The Early 20th = IVES: Concord Sonata, and works by NIELSEN, ENESCU; SCHOENBERG – Andrew Rangell, piano. Steinway and Sons

by | Sep 14, 2018 | Classical CD Reviews

IVES: Concord Sonata (Sonata No. 2 for Piano)—NIELSEN: Three Pieces—ENESCU: Carillon Nocturne—SCHOENBERG: Two Pieces, Op.33—Andrew Rangell, piano. Steinway and Sons 30100, 69:08, ****:

This is a disc of early 20th century piano music performed by the idiosyncratic American pianist Andrew Rangell. The centerpiece is Charles Ives’ Concord Sonata, “whose monumental cussedness, tenderness and imaginative daring epitomize the character and gifts of its Yankee creator …” as the pianist describes it. Surrounding Ives are piano pieces by Carl Nielsen, Arnold Schoenberg and Romanian violinist and pianist George Enescu. Add Steinway’s direct, realistic piano sound and the result is a stimulating pianistic journey.

Portrait of Charles Ives

Portrait of Charles Ives
Fotograf: Eugene Smith, 1945

If ever there was a composer whose life and music represents American diversity, it’s Charles Ives (1874-1954). He was raised in Danbury, Connecticut by his father George, who was a band master for the Union Army in the Civil War. He taught his son the classics, but the young Ives absorbed and loved the diverse music of his New England environment—band marches, church hymn tunes, barn dance fiddling, popular ditties, patriotic melodies and ragtime. Add to this the composer’s predilection for experimentation (new harmonies, polyphony, quirky rhythms, quarter tone intervals, etc.) and the result is a new musical language all his own. Ives learned the compositional basics at Yale University, but when he graduated in 1898, he decided against a career in music and became a partner in the largest insurance agency in America. That freed him to follow an experimental compositional path without worrying about the reaction to his difficult to perform music. Ives became a successful businessman during the day and a composer at night.

In the preface to the Concord Sonata, Ives said, “the whole is an attempt to present [one person’s] impression of the spirit of transcendentalism that is associated in the minds of many with Concord, Mass., of over a half century ago. This is undertaken in impressionistic pictures of Emerson and Thoreau, a sketch of the Alcotts, and a scherzo supposed to reflect a lighter quality which is often found in the fantastic side of Hawthorne.” Although transcendentalism proposed that individual intuitions rather than religious beliefs transcend all nature and humanity, the “Concord” sonata was about music, and an incredibly eccentric vision for its time.

Portrait of Carl Nielsen

Carl Nielsen

Rhythm is so irregular that it was written without bar lines. In the original version for piano, a wooden mallet smashing down on keys produces tone clusters in “Hawthorne.” Yet Beethoven’s four note opening of the Fifth Symphony appears regularly, as does “Columbia, the Gem of the Ocean.” In the original version for piano, a solo viola can invade “Emerson” and a flute in “Thoreau.” In this performance Rangell shows his own individuality by playing the optional viola part in “Emerson” on the piano and using his own forearm to create the tone clusters in “Hawthorne.” Even more unique, Rangell replaces the flute solo in “Thoreau” with whistling.

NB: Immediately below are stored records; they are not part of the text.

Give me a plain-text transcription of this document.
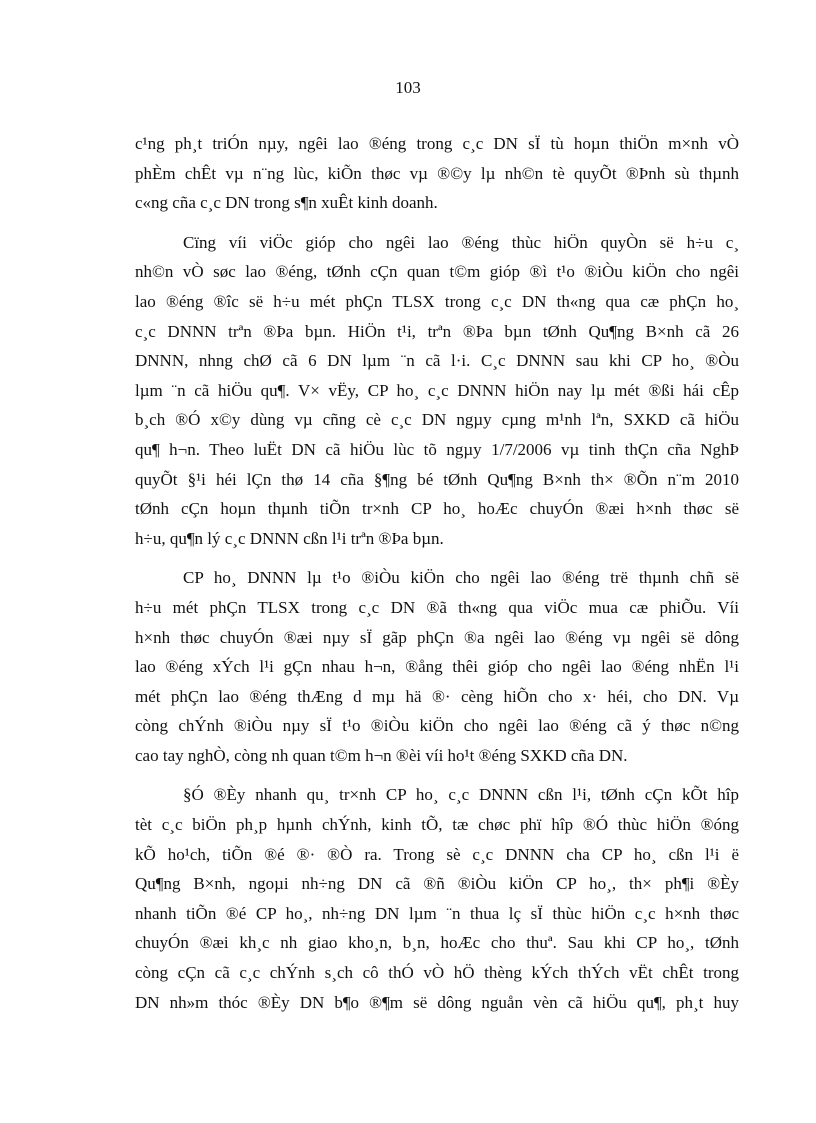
103

c¹ng ph¸t triÓn nµy, ngêi lao ®éng trong c¸c DN sÏ tù hoµn thiÖn m×nh vÒ
phÈm chÊt vµ n¨ng lùc, kiÕn thøc vµ ®©y lµ nh©n tè quyÕt ®Þnh sù thµnh
c«ng cña c¸c DN trong s¶n xuÊt kinh doanh.

Cïng víi viÖc gióp cho ngêi lao ®éng thùc hiÖn quyÒn së h÷u c¸
nh©n vÒ søc lao ®éng, tØnh cÇn quan t©m gióp ®ì t¹o ®iÒu kiÖn cho ngêi
lao ®éng ®îc së h÷u mét phÇn TLSX trong c¸c DN th«ng qua cæ phÇn ho¸
c¸c DNNN trªn ®Þa bµn. HiÖn t¹i, trªn ®Þa bµn tØnh Qu¶ng B×nh cã 26
DNNN, nhng chØ cã 6 DN lµm ¨n cã l·i. C¸c DNNN sau khi CP ho¸ ®Òu
lµm ¨n cã hiÖu qu¶. V× vËy, CP ho¸ c¸c DNNN hiÖn nay lµ mét ®ßi hái cÊp
b¸ch ®Ó x©y dùng vµ cñng cè c¸c DN ngµy cµng m¹nh lªn, SXKD cã hiÖu
qu¶ h¬n. Theo luËt DN cã hiÖu lùc tõ ngµy 1/7/2006 vµ tinh thÇn cña NghÞ
quyÕt §¹i héi lÇn thø 14 cña §¶ng bé tØnh Qu¶ng B×nh th× ®Õn n¨m 2010
tØnh cÇn hoµn thµnh tiÕn tr×nh CP ho¸ hoÆc chuyÓn ®æi h×nh thøc së
h÷u, qu¶n lý c¸c DNNN cßn l¹i trªn ®Þa bµn.

CP ho¸ DNNN lµ t¹o ®iÒu kiÖn cho ngêi lao ®éng trë thµnh chñ së
h÷u mét phÇn TLSX trong c¸c DN ®ã th«ng qua viÖc mua cæ phiÕu. Víi
h×nh thøc chuyÓn ®æi nµy sÏ gãp phÇn ®a ngêi lao ®éng vµ ngêi së dông
lao ®éng xÝch l¹i gÇn nhau h¬n, ®ång thêi gióp cho ngêi lao ®éng nhËn l¹i
mét phÇn lao ®éng thÆng d mµ hä ®· cèng hiÕn cho x· héi, cho DN. Vµ
còng chÝnh ®iÒu nµy sÏ t¹o ®iÒu kiÖn cho ngêi lao ®éng cã ý thøc n©ng
cao tay nghÒ, còng nh quan t©m h¬n ®èi víi ho¹t ®éng SXKD cña DN.

§Ó ®Èy nhanh qu¸ tr×nh CP ho¸ c¸c DNNN cßn l¹i, tØnh cÇn kÕt hîp
tèt c¸c biÖn ph¸p hµnh chÝnh, kinh tÕ, tæ chøc phï hîp ®Ó thùc hiÖn ®óng
kÕ ho¹ch, tiÕn ®é ®· ®Ò ra. Trong sè c¸c DNNN cha CP ho¸ cßn l¹i ë
Qu¶ng B×nh, ngoµi nh÷ng DN cã ®ñ ®iÒu kiÖn CP ho¸, th× ph¶i ®Èy
nhanh tiÕn ®é CP ho¸, nh÷ng DN lµm ¨n thua lç sÏ thùc hiÖn c¸c h×nh thøc
chuyÓn ®æi kh¸c nh giao kho¸n, b¸n, hoÆc cho thuª. Sau khi CP ho¸, tØnh
còng cÇn cã c¸c chÝnh s¸ch cô thÓ vÒ hÖ thèng kÝch thÝch vËt chÊt trong
DN nh»m thóc ®Èy DN b¶o ®¶m së dông nguån vèn cã hiÖu qu¶, ph¸t huy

As I listened I saw Ives himself whistling and smiling. There was something organic about the melody emerging from the pianist and Rangell is a good whistler. He calls the Ives “a romantic sonata” and his performance is dramatic, contemplative, nostalgic and humorous. It’s much less radical now as we venture into the 21st century.

Portrait Arnold Schoenberg

Arnold Schoenberg,
Shoenberg Archives at USC

You would never recognize Carl Nielsen’s last piano work, Three Pieces, Op. 59 from his symphonies. Yet they are a good pairing with the Ives, as they are “searching, and disruptive” as Rangell describes them. Yet the Adagio is contemplative and probing. George Enescu’ Carillon Nocturne from the Suite No. 3 is an attractive reverie on the “echoing sounds of monastery bells.” Rangell compares it to an evocation of time and place, like Ives’ evocation of Thoreau. Schoenberg’s Op. 33a and Op. 33b, his last pieces for solo piano, are calmer than his more serious twelve-tone compositions, even amusing in places. But there’s enough events to remind the listener of Ives. The selection of these short pieces prepare the listener for the quixotic variety of the monumental Ives’s sonata.

Andrew Rangell’s performance of these early 20th century works (the Ives is a masterpiece) captures the essence of their romantic yet revolutionary roots.